The Federal Government has launched a review into Australia’s underperforming petroleum resource rent tax (PRRT), Treasurer Scott Morrison announced today.
According to Morrison, the review will advise “to what extent the tax is operating as it was originally intended and shall address the reasons for the rapid decline in Australian PRRT revenues.”
It was reported in the Sydney Morning Herald on Monday that an Auditor-General investigation had found that multinational companies were claiming billions of dollars in tax deductions while exploiting Australia’s natural resources.
Last week, Former minister Craig Emerson, an architect of Australia’s tax system on natural resources, also called for a parliamentary inquiry into why liquefied natural gas (LNG) exports are not delivering a meaningful contribution to the country.
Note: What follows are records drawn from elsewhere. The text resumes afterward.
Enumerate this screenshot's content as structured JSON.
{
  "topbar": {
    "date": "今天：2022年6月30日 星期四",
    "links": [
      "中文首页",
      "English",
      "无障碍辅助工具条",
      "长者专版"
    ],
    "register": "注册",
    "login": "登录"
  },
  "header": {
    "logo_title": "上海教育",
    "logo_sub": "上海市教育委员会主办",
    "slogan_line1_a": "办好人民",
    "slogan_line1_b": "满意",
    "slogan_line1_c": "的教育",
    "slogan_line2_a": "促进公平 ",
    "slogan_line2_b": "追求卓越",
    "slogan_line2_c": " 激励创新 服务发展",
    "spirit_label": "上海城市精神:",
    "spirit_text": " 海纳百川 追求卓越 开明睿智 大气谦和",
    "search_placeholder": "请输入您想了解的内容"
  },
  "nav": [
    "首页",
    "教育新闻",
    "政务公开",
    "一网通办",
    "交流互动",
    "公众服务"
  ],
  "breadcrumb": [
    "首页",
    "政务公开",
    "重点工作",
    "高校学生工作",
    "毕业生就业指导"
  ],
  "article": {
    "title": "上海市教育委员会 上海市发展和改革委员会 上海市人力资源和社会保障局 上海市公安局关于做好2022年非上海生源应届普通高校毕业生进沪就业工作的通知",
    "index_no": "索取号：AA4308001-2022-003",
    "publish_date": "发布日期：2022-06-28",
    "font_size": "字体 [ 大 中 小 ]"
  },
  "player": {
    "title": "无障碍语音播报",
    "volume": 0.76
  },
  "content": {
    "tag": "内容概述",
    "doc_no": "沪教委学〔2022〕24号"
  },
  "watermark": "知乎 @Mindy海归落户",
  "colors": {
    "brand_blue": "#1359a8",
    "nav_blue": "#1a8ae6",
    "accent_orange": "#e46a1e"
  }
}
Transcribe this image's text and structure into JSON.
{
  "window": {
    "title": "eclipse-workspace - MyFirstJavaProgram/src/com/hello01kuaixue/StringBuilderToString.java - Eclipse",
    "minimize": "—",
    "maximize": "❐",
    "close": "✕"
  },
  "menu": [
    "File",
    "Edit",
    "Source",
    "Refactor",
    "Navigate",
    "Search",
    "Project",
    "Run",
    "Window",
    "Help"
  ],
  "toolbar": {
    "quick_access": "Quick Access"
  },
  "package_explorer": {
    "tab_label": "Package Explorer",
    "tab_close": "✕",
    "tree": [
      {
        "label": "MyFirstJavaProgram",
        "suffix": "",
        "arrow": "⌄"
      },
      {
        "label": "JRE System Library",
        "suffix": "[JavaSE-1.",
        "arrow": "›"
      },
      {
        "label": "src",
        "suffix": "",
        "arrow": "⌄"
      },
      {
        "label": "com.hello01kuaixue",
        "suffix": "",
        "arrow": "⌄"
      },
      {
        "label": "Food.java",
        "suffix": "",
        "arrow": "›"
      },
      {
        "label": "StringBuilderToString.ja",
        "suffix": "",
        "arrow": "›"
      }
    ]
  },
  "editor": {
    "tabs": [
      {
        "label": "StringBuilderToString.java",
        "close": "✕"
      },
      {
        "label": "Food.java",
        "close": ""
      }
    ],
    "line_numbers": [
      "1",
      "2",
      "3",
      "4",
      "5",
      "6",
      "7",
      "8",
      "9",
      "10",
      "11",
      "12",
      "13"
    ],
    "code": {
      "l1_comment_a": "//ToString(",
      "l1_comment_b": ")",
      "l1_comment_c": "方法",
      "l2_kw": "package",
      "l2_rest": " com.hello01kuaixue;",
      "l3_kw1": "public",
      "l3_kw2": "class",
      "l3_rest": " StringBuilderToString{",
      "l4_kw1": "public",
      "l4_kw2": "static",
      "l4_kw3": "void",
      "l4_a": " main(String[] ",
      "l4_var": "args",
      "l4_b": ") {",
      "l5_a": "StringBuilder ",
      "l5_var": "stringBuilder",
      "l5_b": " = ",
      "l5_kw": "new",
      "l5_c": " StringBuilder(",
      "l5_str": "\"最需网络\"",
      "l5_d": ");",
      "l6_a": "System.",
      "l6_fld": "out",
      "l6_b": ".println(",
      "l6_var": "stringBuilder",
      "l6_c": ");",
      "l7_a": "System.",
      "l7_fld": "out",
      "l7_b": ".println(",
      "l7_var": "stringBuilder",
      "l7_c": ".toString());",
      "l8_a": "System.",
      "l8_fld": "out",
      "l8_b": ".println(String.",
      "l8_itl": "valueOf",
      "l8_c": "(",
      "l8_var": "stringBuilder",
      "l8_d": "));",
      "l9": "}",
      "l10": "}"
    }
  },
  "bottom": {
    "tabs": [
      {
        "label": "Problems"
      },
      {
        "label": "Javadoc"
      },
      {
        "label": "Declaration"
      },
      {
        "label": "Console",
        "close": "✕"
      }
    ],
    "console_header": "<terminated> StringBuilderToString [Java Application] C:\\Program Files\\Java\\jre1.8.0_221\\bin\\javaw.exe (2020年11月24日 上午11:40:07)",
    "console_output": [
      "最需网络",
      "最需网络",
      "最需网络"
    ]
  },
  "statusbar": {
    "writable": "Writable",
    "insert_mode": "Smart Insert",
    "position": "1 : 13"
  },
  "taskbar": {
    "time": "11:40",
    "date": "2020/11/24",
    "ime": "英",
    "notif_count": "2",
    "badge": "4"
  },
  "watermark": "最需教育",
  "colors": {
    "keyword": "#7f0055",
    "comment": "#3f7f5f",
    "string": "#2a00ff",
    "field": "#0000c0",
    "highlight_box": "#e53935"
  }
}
According to Fairfax Media reports, just five per cent of the 150 oil and gas operations in Australia are paying any PRRT.
Morrison said the government review would ensure that the PRRT provides an equitable return to the Australian community from the recovery of petroleum resources without discouraging investment in exploration and development.
“The government welcomes the recognition and support to date from the industry on the potential for reform to the PRRT and we look forward to working with the industry on how we can ensure this important tax measure is working in the way it was intended,” Morrison said.
Led by independent expert Michael Callaghan, the review team will report back to the government by April 2017.
The review will examine the design and operation of the PRRT, as well as the crude oil excise and associated Commonwealth royalties, that apply to the onshore and offshore oil and gas industry.